Cascading of larger ships into the Asia-East Coast of South America (ECSA) trade lane has seen spot rates drop from 3,800 USD/TEU to 2,200 USD/TEU in just 11 weeks, data from SeaIntel shows.
As indicated, in April 2017, the weekly capacity on the trade lane reached a low point at 23,500 TEU offered in the market, and shortly thereafter rates spiked at almost 4,000 USD/TEU. Having maintained capacity discipline for a full year, carriers have begun to inject capacity in the trade lane, presumably to take advantage of the high rates, primarily through the deployment of extra loader vessels. Since April 2017, capacity in the trade lane has grown by 30% – in turn driving the sharp rate reductions recently.
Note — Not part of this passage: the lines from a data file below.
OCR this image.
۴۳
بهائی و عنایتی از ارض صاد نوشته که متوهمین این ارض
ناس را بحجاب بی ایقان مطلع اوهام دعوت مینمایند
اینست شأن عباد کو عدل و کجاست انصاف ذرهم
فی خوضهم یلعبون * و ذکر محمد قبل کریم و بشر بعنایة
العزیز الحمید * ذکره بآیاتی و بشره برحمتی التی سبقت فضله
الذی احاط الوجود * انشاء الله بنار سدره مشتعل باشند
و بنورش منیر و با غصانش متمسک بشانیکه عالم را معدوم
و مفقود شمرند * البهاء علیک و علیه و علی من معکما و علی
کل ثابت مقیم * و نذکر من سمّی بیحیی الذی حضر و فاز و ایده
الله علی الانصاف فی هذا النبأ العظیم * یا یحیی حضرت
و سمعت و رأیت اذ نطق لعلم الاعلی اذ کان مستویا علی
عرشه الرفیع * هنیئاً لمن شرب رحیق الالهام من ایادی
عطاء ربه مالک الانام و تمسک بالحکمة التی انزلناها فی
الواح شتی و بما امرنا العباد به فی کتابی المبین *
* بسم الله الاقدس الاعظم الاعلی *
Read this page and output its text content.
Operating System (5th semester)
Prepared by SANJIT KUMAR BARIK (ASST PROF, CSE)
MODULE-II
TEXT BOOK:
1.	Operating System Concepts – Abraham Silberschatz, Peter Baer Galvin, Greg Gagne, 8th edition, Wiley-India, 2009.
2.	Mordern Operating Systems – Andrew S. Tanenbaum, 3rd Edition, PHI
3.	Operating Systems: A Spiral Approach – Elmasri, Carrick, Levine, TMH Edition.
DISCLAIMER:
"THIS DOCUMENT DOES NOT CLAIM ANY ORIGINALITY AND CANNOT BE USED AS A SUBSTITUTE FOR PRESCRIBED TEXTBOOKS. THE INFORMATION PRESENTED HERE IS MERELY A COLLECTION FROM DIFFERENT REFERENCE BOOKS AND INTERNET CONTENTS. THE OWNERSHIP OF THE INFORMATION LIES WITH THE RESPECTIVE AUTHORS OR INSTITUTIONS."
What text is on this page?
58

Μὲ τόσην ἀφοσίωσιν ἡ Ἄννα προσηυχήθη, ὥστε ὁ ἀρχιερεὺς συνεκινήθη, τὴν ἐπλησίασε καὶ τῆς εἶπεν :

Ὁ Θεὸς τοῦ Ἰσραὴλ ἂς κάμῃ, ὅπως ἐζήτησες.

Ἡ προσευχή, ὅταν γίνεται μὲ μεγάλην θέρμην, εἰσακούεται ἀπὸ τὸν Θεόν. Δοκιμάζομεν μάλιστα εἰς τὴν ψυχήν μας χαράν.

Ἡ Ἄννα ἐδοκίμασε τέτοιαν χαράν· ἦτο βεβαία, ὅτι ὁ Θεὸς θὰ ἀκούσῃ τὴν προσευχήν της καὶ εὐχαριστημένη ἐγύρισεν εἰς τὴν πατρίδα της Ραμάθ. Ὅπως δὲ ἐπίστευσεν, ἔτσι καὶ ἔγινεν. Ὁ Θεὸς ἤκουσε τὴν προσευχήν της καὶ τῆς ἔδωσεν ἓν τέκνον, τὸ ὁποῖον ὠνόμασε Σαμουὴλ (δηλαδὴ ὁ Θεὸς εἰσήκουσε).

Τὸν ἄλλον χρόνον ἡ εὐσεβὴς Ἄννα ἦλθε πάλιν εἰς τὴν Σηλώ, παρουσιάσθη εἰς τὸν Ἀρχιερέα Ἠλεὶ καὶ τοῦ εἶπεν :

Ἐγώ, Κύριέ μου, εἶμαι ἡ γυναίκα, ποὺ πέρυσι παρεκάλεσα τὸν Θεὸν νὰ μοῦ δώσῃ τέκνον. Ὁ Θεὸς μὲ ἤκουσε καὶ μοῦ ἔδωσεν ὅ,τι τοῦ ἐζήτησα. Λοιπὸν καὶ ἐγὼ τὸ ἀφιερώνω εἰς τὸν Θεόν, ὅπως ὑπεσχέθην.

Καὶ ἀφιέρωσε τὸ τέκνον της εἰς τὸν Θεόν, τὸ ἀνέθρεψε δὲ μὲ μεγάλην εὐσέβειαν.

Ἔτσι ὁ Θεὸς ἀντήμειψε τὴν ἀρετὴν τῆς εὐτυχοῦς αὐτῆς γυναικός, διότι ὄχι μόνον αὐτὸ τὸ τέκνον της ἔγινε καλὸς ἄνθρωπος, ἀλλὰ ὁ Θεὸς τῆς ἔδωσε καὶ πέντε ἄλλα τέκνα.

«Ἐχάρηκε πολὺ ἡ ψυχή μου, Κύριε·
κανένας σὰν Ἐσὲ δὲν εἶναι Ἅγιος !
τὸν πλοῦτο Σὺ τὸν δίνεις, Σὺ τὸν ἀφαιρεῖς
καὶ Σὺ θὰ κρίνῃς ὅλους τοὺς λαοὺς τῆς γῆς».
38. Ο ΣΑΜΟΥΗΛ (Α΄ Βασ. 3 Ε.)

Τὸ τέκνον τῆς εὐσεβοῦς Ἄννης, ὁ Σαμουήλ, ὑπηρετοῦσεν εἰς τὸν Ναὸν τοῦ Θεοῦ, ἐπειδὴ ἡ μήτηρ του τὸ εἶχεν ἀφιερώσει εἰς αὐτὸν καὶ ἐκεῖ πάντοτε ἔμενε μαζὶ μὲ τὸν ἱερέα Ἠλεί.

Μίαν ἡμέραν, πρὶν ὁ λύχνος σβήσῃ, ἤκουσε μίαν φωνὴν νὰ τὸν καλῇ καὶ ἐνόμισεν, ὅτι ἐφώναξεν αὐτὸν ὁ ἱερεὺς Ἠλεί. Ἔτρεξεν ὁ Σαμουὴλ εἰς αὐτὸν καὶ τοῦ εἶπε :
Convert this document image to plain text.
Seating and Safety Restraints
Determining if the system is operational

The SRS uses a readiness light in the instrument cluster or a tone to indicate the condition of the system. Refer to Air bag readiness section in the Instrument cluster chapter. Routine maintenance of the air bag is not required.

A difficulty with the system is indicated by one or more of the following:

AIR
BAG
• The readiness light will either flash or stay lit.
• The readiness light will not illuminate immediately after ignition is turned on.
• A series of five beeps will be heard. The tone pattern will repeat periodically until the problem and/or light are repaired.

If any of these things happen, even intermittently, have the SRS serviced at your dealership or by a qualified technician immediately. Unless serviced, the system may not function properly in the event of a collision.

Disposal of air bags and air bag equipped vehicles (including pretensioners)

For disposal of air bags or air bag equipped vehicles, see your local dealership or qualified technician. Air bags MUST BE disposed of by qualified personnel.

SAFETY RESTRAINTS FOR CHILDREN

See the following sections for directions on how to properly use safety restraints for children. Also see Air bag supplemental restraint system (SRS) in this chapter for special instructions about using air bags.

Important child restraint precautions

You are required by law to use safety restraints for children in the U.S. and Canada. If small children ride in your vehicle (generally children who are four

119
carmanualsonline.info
The Asia-ECSA trade lane has been subject to extreme swings in spot rates from 2012 onwards, with a very marked rally in rates in spring 2016, even stronger spike in summer 2017. The decline in the trade lane in the period 2013-2016 was triggered by the cascading of larger vessels into the trade. The carriers reduced the capacity in late 2015 through the cancellation of three of the existing six services.
At the height of the overcapacity period, spot rates dropped to as little as 99 USD/TEU in February 2016, on what is arguably one of the longest and costliest trades to service. The restoration of rate levels in the Asia-ECSA trade was due to capacity discipline, where carriers outright canceled services in order to bring supply and demand into better balance. The recent sharp rate decline is due to the opposite effect – a lack of capacity discipline, as the extra loaders have injected significant amounts of capacity.
“What will happen going forward depends on whether the carriers will cease their extra loader programs, although, with the lag-time previously seen between capacity action and the SCFI on this trade lane, we might see the spot rates decline for a few more weeks even in the absence of further capacity injection,” CEO of SeaIntel, Alan Murphy says.